Commencerions-nous donc à revenir vers le réel ?
PK
@ PG,
Puissiez-vous être être entendu !
Si seulement on ne remettait qu’un peu de bon sens dans la société, tout irait beaucoup mieux…
SD-vintage
Remarquable et factuel, félicitations Ms Louis Puybasset, et Claude Evin. On aurait aimé l’entendre de M. Léonetti
JCM
Moi ca m’inquiète leur revendication d’un droit à la transgretion !
Marc
Comme je le dis et explique souvent, je connais une grand-mère néerlandaise qui s’est installée en France, car, dit-elle, “Je ne veux pas être piquée comme un chien”.
Sans oublier que des héritiers peuvent très bien souhaiter accélérer la “succession”…
Sancenay
Si la transgression devient légale : peut-ce être encore une transgression ? de quoi ?
Qu’est-ce que c’est que ce étrange sabir “d’une euthanasie non voulue” qui voudrait faire croire qu’il existe des “euthanasies voulues” ?
S’il peut y avoir hélas des volontés de suicide , des désespérances absolues devant la douleur ou la dureté de la vie,des tentations diaboliques, il n’y a pas “d’euthanasie voulue”.
A défaut de médecin fidèle ou d’un oecuménisme de bon emploi comme on en perçoit la manifestation ces deniers temps , reste-t-il un linguiste dans la salle pour restaurer leur sens aux mots ?

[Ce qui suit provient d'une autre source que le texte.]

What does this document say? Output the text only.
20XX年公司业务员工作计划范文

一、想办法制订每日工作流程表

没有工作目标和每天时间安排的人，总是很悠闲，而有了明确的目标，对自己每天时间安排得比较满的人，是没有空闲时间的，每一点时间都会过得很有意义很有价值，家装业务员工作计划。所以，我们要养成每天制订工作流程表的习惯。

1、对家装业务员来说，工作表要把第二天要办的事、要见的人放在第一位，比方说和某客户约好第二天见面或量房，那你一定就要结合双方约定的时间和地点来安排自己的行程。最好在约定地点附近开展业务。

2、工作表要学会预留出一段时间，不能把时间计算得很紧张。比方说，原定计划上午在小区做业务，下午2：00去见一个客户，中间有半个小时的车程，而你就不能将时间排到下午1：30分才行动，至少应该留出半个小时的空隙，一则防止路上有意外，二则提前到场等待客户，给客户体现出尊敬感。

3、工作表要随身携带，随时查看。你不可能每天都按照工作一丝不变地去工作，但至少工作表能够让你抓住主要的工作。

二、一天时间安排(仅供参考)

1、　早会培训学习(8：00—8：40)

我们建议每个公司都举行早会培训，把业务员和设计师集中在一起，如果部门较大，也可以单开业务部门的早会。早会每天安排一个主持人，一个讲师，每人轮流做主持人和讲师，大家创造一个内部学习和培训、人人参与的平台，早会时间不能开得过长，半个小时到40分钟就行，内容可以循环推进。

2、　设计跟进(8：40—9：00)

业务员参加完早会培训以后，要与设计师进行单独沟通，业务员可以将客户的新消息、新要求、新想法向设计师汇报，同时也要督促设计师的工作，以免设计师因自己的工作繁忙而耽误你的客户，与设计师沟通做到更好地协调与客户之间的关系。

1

Mais il est vrai que lorsque l’on fait dire aux lois que l’arrêt de l’alimentation de l’hydratation ou de la respiration sont des “arrêts de traitements”, il ne faut plus s’étonner de rien.
Si je me trompe sur ce thème gravissime, merci de m’en apporter ici la preuve irréfutable de préférence à une “visite de courtoisie” comme on dit en langage diplomatique, qui a d’ailleurs déjà eu lieu.